Denominado ‘ministro dos trabalhadores’, sua presença representava o espaço para diálogo entre a massa, incluindo os sindicatos, e os empregadores, bem como o caminho para o surgimento de novas conquistas, como o aumento de 100% do salário mínimo, proposto na sua gestão – com oito meses, foi exonerado no dia 22 de fevereiro de 1954 – e anunciado, posteriormente, no dia 1˚ de maio de 1954 pelo presidente.

No pronunciamento, disponibilizado a partir dos acervos do Centro de Memória Trabalhista (CMT) e da Assembleia Legislativa do Estado do Rio Grande do Sul, Jango enaltece a confiança assegurada por Vargas diante do compromisso que transformaria sua vida.

“Ao assumir a gestão da pasta do Trabalho, atendendo ao honroso convite do chefe do governo, quero que minhas primeiras palavras sejam ardente mensagem de confiança e de solidariedade aos trabalhadores de todo o país”, com estas palavras, Jango abriu o seu discurso de posse que marcaria sua ascensão política até a presidência da República, quando empossado no dia 7 de setembro de 1961, após a renúncia do presidente, Jânio Quadros e a mobilização realizada por Leonel Brizola, então governador do Rio Grande do Sul, com a Cadeia da Legalidade, para garantir sua transição de vice para o posto principal.

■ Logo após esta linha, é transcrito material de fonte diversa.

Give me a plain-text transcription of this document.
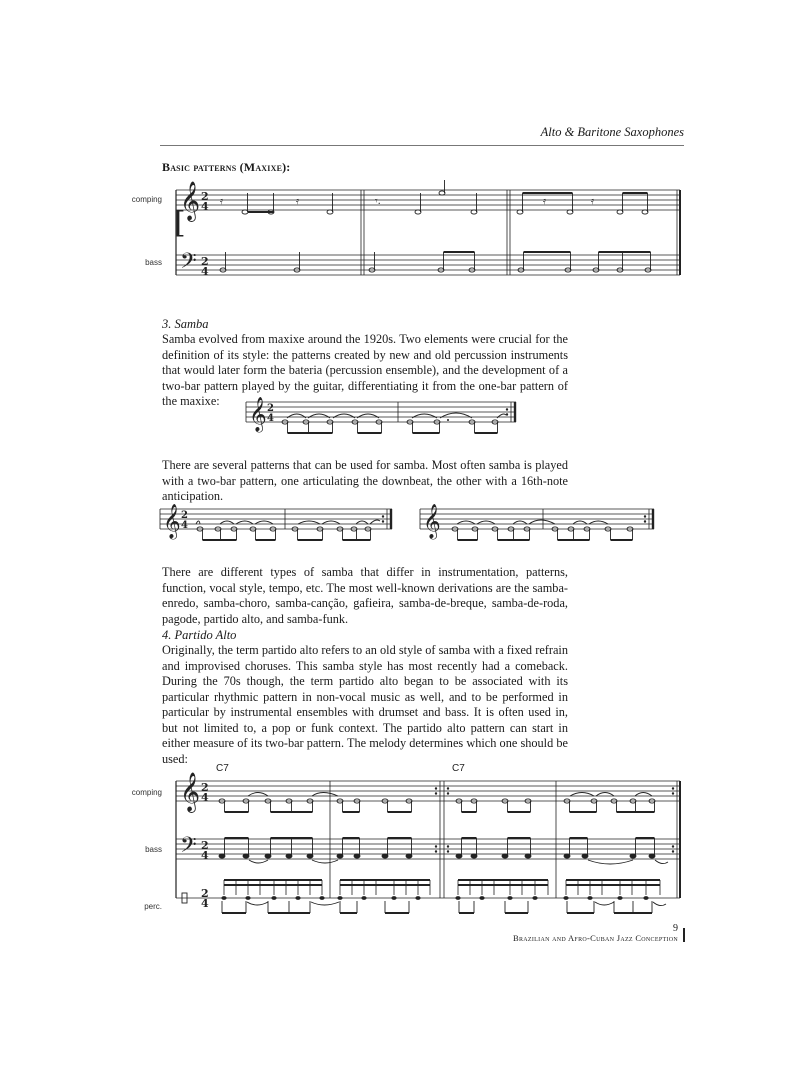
Alto & Baritone Saxophones
Basic patterns (Maxixe):
comping
bass
[
𝄞
𝄢
2
4
2
4
𝄿	𝄿	𝄾.	𝄿	𝄿
3. Samba
Samba evolved from maxixe around the 1920s. Two elements were crucial for the definition of its style: the patterns created by new and old percussion instruments that would later form the bateria (percussion ensemble), and the development of a two-bar pattern played by the guitar, differentiating it from the one-bar pattern of the maxixe: 𝄞 2
4
There are several patterns that can be used for samba. Most often samba is played with a two-bar pattern, one articulating the downbeat, the other with a 16th-note anticipation.
𝄞	𝄞
2
4
There are different types of samba that differ in instrumentation, patterns, function, vocal style, tempo, etc. The most well-known derivations are the samba-enredo, samba-choro, samba-canção, gafieira, samba-de-breque, samba-de-roda, pagode, partido alto, and samba-funk.
4. Partido Alto
Originally, the term partido alto refers to an old style of samba with a fixed refrain and improvised choruses. This samba style has most recently had a comeback. During the 70s though, the term partido alto began to be associated with its particular rhythmic pattern in non-vocal music as well, and to be performed in particular by instrumental ensembles with drumset and bass. It is often used in, but not limited to, a pop or funk context. The partido alto pattern can start in either measure of its two-bar pattern. The melody determines which one should be used:
C7	C7
comping
bass
perc.
𝄞
𝄢
2
4
2
4
2
4
9
Brazilian and Afro-Cuban Jazz Conception
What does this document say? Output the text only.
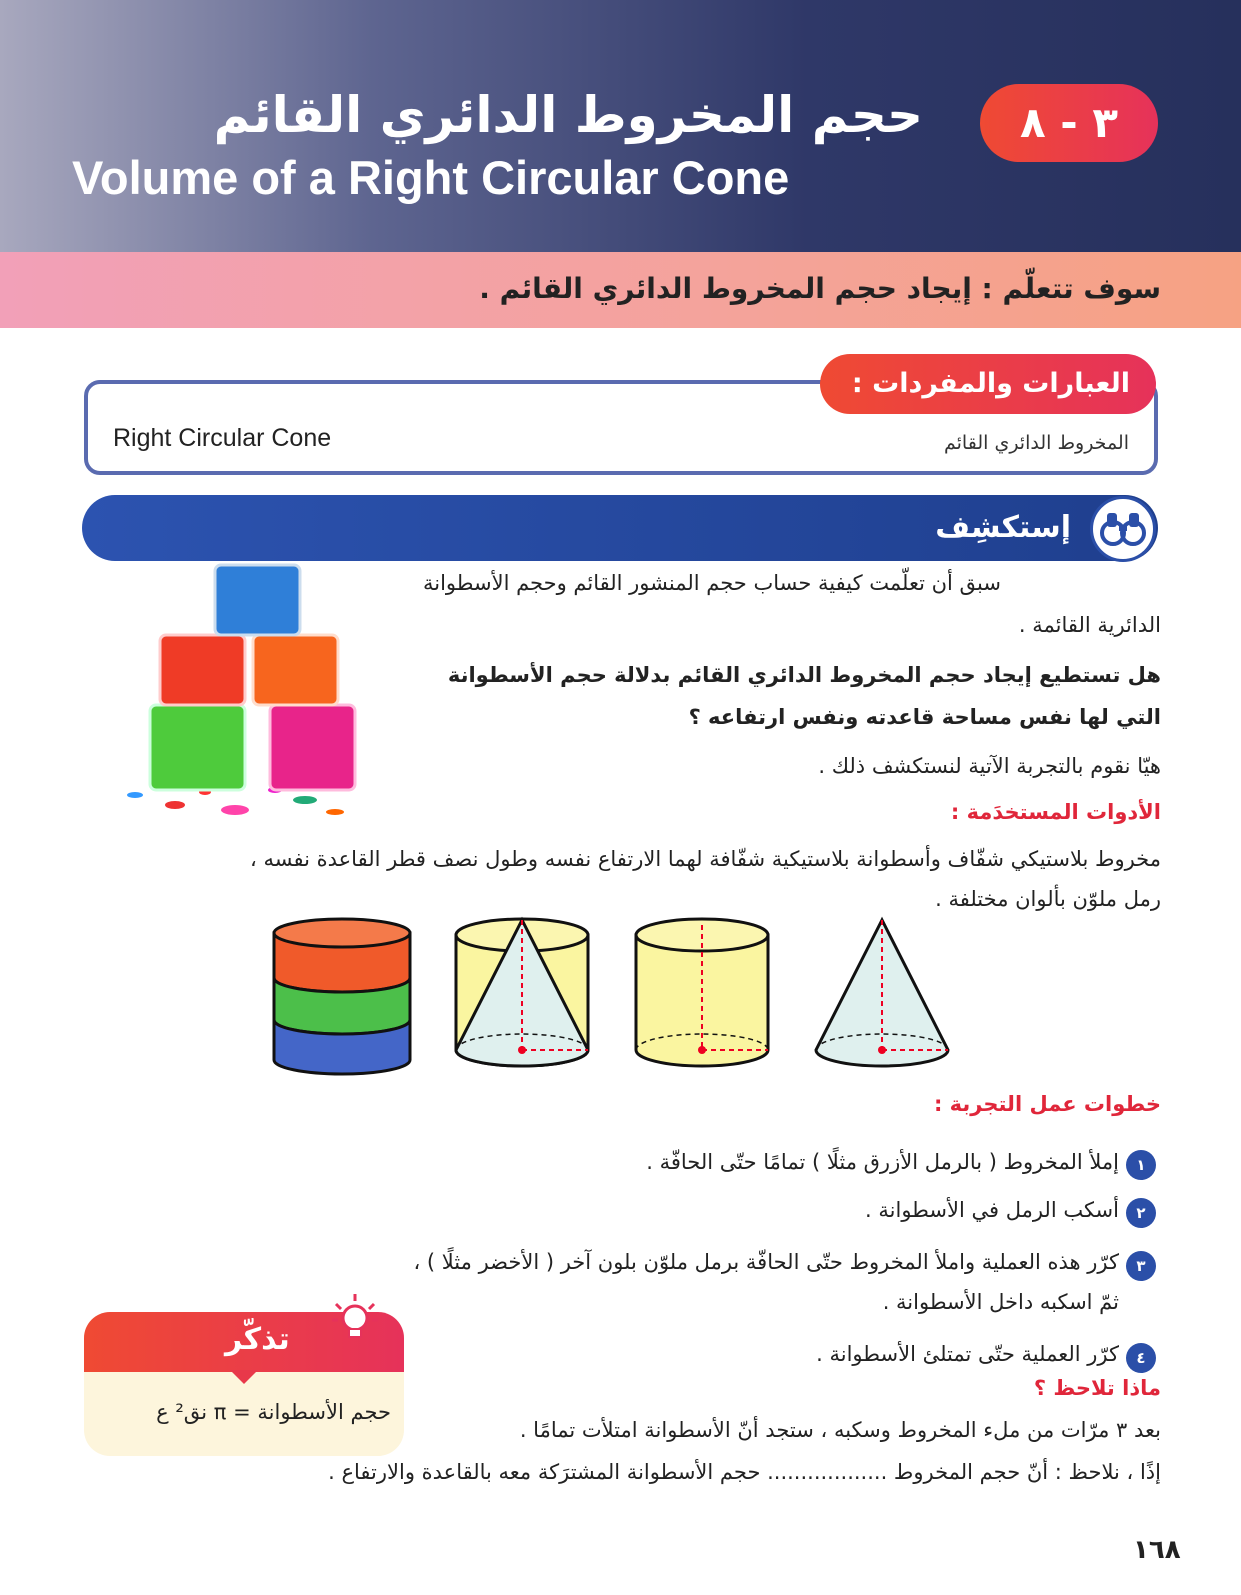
٣ - ٨
حجم المخروط الدائري القائم
Volume of a Right Circular Cone
سوف تتعلّم : إيجاد حجم المخروط الدائري القائم .
العبارات والمفردات :
Right Circular Cone	المخروط الدائري القائم
إستكشِف
سبق أن تعلّمت كيفية حساب حجم المنشور القائم وحجم الأسطوانة
الدائرية القائمة .
هل تستطيع إيجاد حجم المخروط الدائري القائم بدلالة حجم الأسطوانة
التي لها نفس مساحة قاعدته ونفس ارتفاعه ؟
هيّا نقوم بالتجربة الآتية لنستكشف ذلك .
الأدوات المستخدَمة :
مخروط بلاستيكي شفّاف وأسطوانة بلاستيكية شفّافة لهما الارتفاع نفسه وطول نصف قطر القاعدة نفسه ،
رمل ملوّن بألوان مختلفة .
خطوات عمل التجربة :
١
إملأ المخروط ( بالرمل الأزرق مثلًا ) تمامًا حتّى الحافّة .
٢
أسكب الرمل في الأسطوانة .
٣
كرّر هذه العملية واملأ المخروط حتّى الحافّة برمل ملوّن بلون آخر ( الأخضر مثلًا ) ،
ثمّ اسكبه داخل الأسطوانة .
٤
كرّر العملية حتّى تمتلئ الأسطوانة .
تذكّر
حجم الأسطوانة = π نق² ع
ماذا تلاحظ ؟
بعد ٣ مرّات من ملء المخروط وسكبه ، ستجد أنّ الأسطوانة امتلأت تمامًا .
إذًا ، نلاحظ : أنّ حجم المخروط .................. حجم الأسطوانة المشترَكة معه بالقاعدة والارتفاع .
١٦٨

Goulart fez questão de ratificar, desde a cerimônia realizada no Palácio do Catete, no Rio de Janeiro, então capital da República, seu vínculo popular e compromisso com as premissas do trabalhismo.

“Não tenho outros compromissos senão com o povo, no mais amplo sentido da expressão, e especialmente com o proletariado, em cujo seio tenho orgulho de contar com inúmeras e sinceras amizades”, enalteceu Jango, ao completar: “Pertenço a um partido político (PTB) cujo programa se assenta na defesa dos interesses dos trabalhadores através do sistema de perfeito entendimento com as classes patronais, tendo como finalidade principal o bem-estar de todos e o progresso da Nação. Não poderia, pois, à frente do Ministério do Trabalho, sob pena de trair minha própria formação doutrinária, deixar de seguir as inspirações desse programa e das suas diretrizes fundamentais sem, no entanto, perder de vista enormes responsabilidades das horas difíceis que atravessamos.”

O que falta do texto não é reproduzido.